Ausblick auf 2022: Public und Private Credit
Greg: 2021 war ein Jahr des starken Aufschwungs, wenn auch nicht ohne Höhen und Tiefen. Martin, können Sie zunächst auf das fundamentale Umfeld eingehen, in dem sich Emittenten von festverzinslichen Wertpapieren aus Industrieländern heute bewegen?
Martin: Es war sicherlich ein Jahr der Erholung. Viele Unternehmen sind im Vorfeld des Jahres 2022 jetzt recht gut aufgestellt und werden durch die fortgesetzte Öffnung der Volkswirtschaften und weitgehend erfolgreiche Impfkampagnen in der ganzen Welt unterstützt. Auch die Erträge steigen durchweg, Zahlungsausfälle dürften auf absehbare Zeit gering bleiben. Gleichzeitig verbessert sich die Beschäftigungslage weiter, und der Konsum scheint relativ gesund zu sein. Zwar herrschen angesichts steigender Rohstoffkosten und angebotsseitiger Beeinträchtigungen weiterhin Bedenken über inflationäre Tendenzen, dennoch konnten zahlreiche Unternehmen diese Kosten an die Verbraucher weitergeben. Trotzdem werden die Folgen von Problemen in den Lieferketten noch einige Zeit zu spüren sein – auch haben wir wahrscheinlich noch nicht die vollen Auswirkungen der Lohninflation verzeichnet. Beide Faktoren könnten die Margen der Unternehmen in gewisser Weise schmälern.
Greg: Omotunde, wie deckt sich Martins Einschätzung mit dem, was Sie im Bereich der Unternehmensanleihen aus Schwellenländern sehen?
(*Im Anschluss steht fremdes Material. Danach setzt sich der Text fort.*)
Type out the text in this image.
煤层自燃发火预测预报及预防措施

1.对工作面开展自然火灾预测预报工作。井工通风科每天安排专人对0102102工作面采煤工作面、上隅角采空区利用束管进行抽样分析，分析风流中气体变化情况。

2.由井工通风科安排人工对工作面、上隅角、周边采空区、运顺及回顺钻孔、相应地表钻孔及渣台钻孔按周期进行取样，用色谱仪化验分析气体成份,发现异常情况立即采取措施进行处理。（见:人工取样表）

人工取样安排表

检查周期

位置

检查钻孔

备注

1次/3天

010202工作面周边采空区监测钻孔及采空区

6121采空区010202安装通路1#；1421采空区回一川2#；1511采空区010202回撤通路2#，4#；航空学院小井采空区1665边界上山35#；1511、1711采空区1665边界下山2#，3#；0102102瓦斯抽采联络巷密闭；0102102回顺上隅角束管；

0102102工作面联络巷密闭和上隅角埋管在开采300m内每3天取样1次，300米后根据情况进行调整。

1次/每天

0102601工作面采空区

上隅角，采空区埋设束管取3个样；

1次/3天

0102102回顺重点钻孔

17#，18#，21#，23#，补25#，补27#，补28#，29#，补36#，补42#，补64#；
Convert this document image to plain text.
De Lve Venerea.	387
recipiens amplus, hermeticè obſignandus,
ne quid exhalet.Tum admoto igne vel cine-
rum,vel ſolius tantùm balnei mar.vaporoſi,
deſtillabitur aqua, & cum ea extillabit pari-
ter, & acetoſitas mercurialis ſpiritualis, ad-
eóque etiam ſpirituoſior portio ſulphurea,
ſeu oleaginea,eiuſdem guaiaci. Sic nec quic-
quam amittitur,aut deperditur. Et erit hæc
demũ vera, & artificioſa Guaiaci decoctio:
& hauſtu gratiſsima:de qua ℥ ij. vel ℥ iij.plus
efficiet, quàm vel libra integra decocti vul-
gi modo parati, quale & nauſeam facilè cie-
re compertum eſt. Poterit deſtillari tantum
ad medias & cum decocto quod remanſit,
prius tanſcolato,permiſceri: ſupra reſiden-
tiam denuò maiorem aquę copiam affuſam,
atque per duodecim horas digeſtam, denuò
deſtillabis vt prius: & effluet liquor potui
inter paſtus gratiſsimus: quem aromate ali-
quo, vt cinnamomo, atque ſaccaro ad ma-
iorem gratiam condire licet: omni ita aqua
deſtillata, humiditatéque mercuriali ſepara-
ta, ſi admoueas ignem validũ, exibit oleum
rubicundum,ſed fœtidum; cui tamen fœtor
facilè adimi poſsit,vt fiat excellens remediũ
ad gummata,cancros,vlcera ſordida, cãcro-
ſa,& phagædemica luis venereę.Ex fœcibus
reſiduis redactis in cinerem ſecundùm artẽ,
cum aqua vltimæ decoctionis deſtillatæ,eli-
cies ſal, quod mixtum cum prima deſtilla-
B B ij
Omotunde: Ähnlich wie in den Industrieländern haben sich die Fundamentaldaten der Unternehmen in den Schwellenländern aufgrund der Einführung von Impfstoffen und der anhaltenden Nachfrage nach Rohstoffen drastisch verbessert. Umsatz und EBITDA haben sich von den zweistelligen Rückgängen des letzten Jahres weitgehend erholt, der Nettoverschuldungsgrad liegt bei vielen Unternehmen nun unter dem Niveau von 2019. Auch die Ausfallquoten der Unternehmen in den Schwellenländern sind im Vergleich zu historischen Normen niedrig geblieben. Mit Blick auf das kommende Jahr denken wir an ähnliche potenzielle Gegenwinde wie die von Martin erwähnten – nämlich, dass Faktoren wie Engpässe in der Lieferkette und ein Chipmangel den Inflationsdruck auf Unternehmen in Schwellenländern verstärken. Zwar waren die meisten Unternehmen in der Lage, die höheren Kosten an die Verbraucher weiterzugeben, aber es bleibt fraglich, wie stark die Margen durch den anhaltenden Inflationsdruck in Zukunft belastet werden könnten. Positiv ist, dass in den Jahren 2020 und 2021 umfangreiche Refinanzierungsmaßnahmen ergriffen wurden: zahlreiche Unternehmen haben sich niedrigere Finanzierungskosten gesichert und verfügen nun über einen größeren Puffer gegen diesen Druck. Das wiederum dürfte dazu beitragen, die Fundamentaldaten dieser Unternehmen stabil zu halten.